Whenever someone says the word "peg" in relation to monies or commodities or assets of any kind, huge red flags should go up. We have seen often in discussion regarding Bitcoin, people have suggested, "well why not just peg it to gold, or to dollars, or some other other stable asset to eliminate the volatility?" (Max Keiser suggested such a thing a couple months ago...  Roll Eyes )  The reason is that you cannot peg one asset to another in an open market. The peg will be broken.

The reason is what some of the others here have described - it will become the target of a speculative attack. And the attacker has a nearly guaranteed chance of winning if he has enough money to throw at it. In the real world, we have seen such speculative attacks on government currencies including the Thai Baht and UK pound (that's how Soros got famous). If private actors can break the pegs of government currencies, it can be reasonably inferred that breaking a crypto-asset peg with a market cap of only several million dollars would be trivial.

An escrow fund cannot be expected to keep an exchange rate stable when set against the forces of hostile speculators.

Dacoinminster says
Quote
You are quite right that some currencies will fail.

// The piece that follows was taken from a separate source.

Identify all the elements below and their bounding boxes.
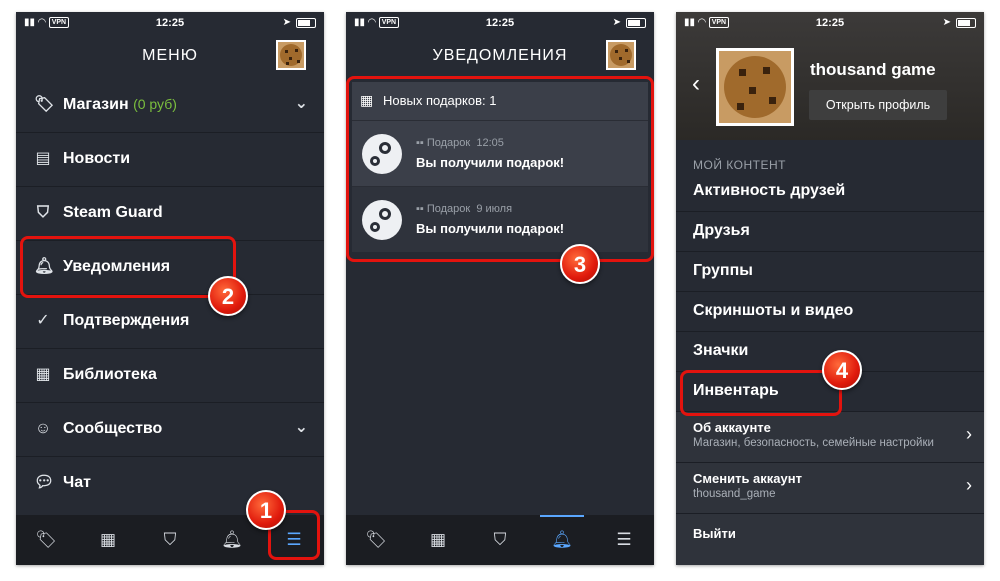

For instance, if I define a currency that appreciates at 10% a day, it will definitely not be able to track that.

He's suggesting that currencies/assets which don't move in a volatile manner, like 10% a day, would be able to be successfully tracked long term by the escrow fund. What he's missing is that when you add speculative attacks, the attacker can turn any otherwise stable asset into an asset that is trying to appreciate/depreciate 10% per day! That's the problem. Anyone with a bunch of money can come in and start acquiring or dumping the asset in question. The escrow fund will bankrupt itself trying to re-balance in perpetuity.

I do not believe there is a way around this problem. If there was, why don't we just create an escrow agent for Bitcoin, right now, that keeps the price forever between $95 and $105?  Why doesn't MtGox create a capital pool of $100m in escrow to enforce this peg? Because someone with $200m will break the peg, and make a killing (and the attacker probably doesn't even need that much when you throw in various leveraged instruments).

I don't want to throw the baby out with the bathwater here, however. Dacoinminster - do you believe your system is worthy of development if we assumed the escrow/stability idea was proven to be unworkable? Is that escrow/stability system for user-defined currencies the core value proposition of your idea?

For the record, I don't think "stability" of an asset price can be achieve through the machinations of market actors. Stability is something which must be arrived at, over time, as a market finds equilibrium. It's an organic process, which cannot be counterfeited, though so many central planners have tried.

In any case, this is really fascinating technology being discussed and kudos to you OP for the creativity and work that's gone into this.